El escalón más bajo, el suelo del último sótano, el fondo más hondo que se puede tocar se alcanza cuando la sociedad cae en el desaliento. La recesión se torna depresión cuando viene envuelta en desesperanza. Cuando la indignación deja paso a la resignación. Sobre el paro en España hace tiempo que las palabras se quedaron cortas. Hace ya mucho tiempo que todo lo que se diga sobre este asunto suena hueco, campana sobre campana, la tortura de la gota malaya que nos viene minando, como sociedad, desde un año antes de que quebrara Lehman Brothers, icono, pistoletazo de salida de la brutal crisis financiera internacional. El paro empezó a subir en España de manera sostenida en octubre de 2007, cuando empezó a asomar la crisis de nuestro sector inmobiliario. Llegó a la vez que la avería de las hipotecas subprime en los Estados Unidos. A comienzos de 2008 ya se hablaba de crisis económica, salvo el gobierno de entonces, que lo llamó desaceleración, quitándole importancia. En septiembre se hundió Lehman Brothers y empezaron los meses más crudos. El tsunami financiero internacional que reventó todas las previsiones para 2008 y nos hundió en la recesión en 2009. España tocó fondo y se quedó estancada todo el 2010. 2011 empezó mejor, con la expectativa de que empezara ya una recuperación seria hacia el verano, pero lo que acabó pasando fue lo contrario, que en verano todo se dio la vuelta y empezó otra vez la cuesta abajo hacia la nueva recesiòn en la que ahora estamos. En octubre de 2007 había dos millones cien mil personas desempleadas. Cuatro años después son cinco millones doscientos setenta y cinco mil. Tres millones de parados más en cuatro años. Del doce por ciento de la población activa al veintitrés por ciento.

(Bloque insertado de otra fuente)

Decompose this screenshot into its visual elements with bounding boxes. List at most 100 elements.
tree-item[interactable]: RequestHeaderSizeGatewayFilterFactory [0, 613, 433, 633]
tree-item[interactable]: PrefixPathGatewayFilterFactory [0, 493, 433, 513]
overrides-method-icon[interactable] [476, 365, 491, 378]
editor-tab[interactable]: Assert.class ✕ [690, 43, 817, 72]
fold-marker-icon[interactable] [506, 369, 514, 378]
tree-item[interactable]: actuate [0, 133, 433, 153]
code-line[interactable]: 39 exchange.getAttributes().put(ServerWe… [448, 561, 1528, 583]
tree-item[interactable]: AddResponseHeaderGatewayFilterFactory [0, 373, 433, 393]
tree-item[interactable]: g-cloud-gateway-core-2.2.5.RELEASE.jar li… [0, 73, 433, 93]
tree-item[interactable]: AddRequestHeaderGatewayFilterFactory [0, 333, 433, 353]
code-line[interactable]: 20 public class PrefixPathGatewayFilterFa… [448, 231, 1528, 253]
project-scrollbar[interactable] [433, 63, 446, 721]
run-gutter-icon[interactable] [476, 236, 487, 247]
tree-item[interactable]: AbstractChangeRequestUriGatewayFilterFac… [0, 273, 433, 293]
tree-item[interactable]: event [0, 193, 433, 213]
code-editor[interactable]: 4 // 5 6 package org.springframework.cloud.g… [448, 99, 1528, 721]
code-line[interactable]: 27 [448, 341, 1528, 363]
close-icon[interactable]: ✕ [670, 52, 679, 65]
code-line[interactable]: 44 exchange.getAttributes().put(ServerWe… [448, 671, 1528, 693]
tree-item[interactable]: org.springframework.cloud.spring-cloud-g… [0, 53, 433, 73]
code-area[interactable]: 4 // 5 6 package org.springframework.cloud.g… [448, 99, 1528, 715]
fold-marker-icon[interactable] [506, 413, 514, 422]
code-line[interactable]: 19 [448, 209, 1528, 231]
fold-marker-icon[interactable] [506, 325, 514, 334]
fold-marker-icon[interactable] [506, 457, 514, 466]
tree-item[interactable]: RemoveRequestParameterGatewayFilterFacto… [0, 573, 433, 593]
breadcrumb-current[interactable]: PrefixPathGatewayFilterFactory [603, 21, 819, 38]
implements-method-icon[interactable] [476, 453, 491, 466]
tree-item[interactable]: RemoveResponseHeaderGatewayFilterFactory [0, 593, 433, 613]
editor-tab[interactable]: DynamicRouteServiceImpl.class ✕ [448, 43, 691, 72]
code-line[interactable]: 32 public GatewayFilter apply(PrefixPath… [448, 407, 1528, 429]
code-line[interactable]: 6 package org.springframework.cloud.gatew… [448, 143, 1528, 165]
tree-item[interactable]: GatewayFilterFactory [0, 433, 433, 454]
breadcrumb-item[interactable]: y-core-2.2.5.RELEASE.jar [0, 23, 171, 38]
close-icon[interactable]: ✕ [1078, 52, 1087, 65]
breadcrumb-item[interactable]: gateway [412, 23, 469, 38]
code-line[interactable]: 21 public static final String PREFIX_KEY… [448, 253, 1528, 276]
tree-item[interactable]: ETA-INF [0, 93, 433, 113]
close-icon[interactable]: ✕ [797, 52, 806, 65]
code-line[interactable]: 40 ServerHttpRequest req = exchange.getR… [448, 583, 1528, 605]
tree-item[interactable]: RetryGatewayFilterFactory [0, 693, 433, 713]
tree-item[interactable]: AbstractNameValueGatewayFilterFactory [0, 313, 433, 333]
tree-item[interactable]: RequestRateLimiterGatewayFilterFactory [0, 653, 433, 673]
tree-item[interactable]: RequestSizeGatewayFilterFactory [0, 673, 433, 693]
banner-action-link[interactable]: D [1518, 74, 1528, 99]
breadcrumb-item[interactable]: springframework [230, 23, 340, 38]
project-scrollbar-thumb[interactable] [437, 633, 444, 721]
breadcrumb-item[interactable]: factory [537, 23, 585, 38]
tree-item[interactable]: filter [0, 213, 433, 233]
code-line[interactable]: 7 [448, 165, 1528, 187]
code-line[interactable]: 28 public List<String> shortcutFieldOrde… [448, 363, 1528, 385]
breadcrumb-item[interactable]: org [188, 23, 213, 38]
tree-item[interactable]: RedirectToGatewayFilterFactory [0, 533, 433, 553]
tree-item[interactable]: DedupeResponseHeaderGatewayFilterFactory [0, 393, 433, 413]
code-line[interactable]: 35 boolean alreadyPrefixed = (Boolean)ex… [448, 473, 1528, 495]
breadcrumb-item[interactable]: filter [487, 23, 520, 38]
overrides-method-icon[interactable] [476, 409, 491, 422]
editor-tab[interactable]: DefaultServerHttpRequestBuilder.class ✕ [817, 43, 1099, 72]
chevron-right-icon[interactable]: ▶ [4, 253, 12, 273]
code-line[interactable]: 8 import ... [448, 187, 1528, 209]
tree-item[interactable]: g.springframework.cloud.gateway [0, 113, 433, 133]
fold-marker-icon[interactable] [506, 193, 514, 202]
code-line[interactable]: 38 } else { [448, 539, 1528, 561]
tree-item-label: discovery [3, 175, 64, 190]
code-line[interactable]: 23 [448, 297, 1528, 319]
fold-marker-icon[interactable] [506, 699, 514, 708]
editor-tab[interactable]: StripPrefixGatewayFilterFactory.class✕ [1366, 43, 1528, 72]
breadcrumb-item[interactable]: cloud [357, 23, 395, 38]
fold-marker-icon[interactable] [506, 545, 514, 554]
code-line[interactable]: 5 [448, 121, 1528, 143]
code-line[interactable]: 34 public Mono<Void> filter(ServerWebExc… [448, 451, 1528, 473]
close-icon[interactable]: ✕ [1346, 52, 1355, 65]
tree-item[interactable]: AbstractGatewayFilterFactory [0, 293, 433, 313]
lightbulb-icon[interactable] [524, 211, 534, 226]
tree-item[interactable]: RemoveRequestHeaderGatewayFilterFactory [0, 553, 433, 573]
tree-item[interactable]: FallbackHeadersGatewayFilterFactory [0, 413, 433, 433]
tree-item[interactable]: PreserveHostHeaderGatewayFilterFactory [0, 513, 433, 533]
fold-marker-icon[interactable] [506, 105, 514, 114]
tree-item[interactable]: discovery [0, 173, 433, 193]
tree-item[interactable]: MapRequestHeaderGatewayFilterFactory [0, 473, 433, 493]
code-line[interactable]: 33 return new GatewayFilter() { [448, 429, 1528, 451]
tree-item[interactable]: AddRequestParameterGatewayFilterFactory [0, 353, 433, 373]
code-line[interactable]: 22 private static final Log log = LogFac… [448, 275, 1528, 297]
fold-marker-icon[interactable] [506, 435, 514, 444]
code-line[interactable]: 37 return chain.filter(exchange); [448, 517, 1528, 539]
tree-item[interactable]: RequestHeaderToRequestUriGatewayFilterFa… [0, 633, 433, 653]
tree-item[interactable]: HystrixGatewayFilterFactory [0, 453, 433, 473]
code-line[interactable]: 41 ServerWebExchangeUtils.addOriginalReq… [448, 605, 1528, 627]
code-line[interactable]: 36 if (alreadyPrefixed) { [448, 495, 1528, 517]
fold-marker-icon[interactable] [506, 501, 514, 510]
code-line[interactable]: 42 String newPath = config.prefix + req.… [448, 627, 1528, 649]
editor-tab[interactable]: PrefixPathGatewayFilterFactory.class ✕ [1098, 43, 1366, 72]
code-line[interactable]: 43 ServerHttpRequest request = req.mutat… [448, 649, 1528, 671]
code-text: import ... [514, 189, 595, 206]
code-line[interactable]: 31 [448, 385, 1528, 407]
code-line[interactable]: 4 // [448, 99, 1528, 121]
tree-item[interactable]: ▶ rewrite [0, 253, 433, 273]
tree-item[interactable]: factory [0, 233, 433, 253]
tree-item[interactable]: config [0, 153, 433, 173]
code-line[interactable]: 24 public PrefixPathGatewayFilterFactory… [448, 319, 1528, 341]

La primera vez que un gobierno dijo que lo peor de la crisis ya había pasado fue en otoño de 2009. La primera vez que un ministro de Trabajo garantizó que no alcanzaríamos los cuatro millones de parados fue en febrero de aquel mismo año. Hace tres. Luego todos sabemos lo que dijo el mismo ministro: que era imposible que llegáramos a los cinco millones. Hoy, con los cinco millones ya superados (con creces), el actual gobierno, aprendida la lección del anterior, se abstiene de afirmar hasta dónde puede seguir subiendo, pero no oculta que el horizonte de los seis millones, con un año de recesión por delante, no tiene nada de descabellado.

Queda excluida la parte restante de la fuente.